Il y avait longtemps que je n’étais pas sortie. Je suis allée faire des courses dans l’idée d’en profiter pour marcher un peu et faire quelques photos de la ville par temps de confinement. Mais la ville ne me plaît pas du tout, ainsi inanimée. Je trouve ça sinistre. Je n’ai pas fait de photos, à part un selfie, masquée, devant la Sorbonne Nouvelle ; et j’étais de retour moins d’une heure après. Une fois dans mon appartement sans balcon, j’ai fait encore quelques selfies, pour photographier quand même quelque chose de vivant (quoique pâlichon, par manque de grand air).
Je n’apprécie pas vraiment non plus toutes ces images d’animaux qui profitent du confinement pour se promener dans les villes. L’esthétique fin-du-monde sied mieux aux fictions qu’à la réalité, je trouve. Mais j’aime par exemple ces images d’un chevreuil profitant de la tranquillité de la plage pour se baigner longuement, courir… Nous excluons les animaux sauvages d’un territoire qui leur revient autant qu’à nous.
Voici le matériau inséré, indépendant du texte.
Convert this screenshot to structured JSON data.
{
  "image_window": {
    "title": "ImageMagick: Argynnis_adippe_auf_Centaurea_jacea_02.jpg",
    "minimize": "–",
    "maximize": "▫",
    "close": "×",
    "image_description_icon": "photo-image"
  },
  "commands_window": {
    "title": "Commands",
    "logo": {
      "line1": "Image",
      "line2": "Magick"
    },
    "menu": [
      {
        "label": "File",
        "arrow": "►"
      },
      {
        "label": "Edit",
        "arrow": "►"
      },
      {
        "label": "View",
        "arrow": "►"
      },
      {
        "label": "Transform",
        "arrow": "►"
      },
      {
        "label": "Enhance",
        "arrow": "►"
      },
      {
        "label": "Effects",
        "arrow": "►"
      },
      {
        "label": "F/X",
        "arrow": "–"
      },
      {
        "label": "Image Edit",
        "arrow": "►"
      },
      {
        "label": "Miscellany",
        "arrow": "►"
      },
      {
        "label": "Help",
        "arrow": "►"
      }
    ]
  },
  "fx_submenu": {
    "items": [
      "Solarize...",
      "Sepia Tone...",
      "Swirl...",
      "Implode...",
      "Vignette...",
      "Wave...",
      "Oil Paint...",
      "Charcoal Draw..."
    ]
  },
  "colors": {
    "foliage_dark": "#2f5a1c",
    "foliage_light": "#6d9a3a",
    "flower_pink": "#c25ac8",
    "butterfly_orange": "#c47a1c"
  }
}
Or ce n’est pas aux abusés de changer de comportement, mais aux abuseurs. Sinon cela se retourne contre ces derniers, comme en ce moment avec ce coronavirus.
Nous oublions que les animaux dans la nature sont pleins de joie, et d’autres émotions, comme nous. Comme nous ils aiment la tranquillité, la liberté, et prendre du bon temps. Quand je vivais seule dans ma grange à la montagne, je passais des heures dehors sans faire aucun bruit et alors les animaux sauvages apparaissaient. Parfois ceux qui sont petits circulaient tout près de moi sans s’apercevoir de ma présence immobile. C’était un bonheur indicible. Je contemplais les grands, le cœur battant aussi, quand ils s’approchaient ou quand je les rencontrais sur mes chemins, les mêmes que les leurs (les animaux empruntent les chemins, comme nous). Puis il finissaient par me voir, me regardaient fixement, avant de partir en bondissant.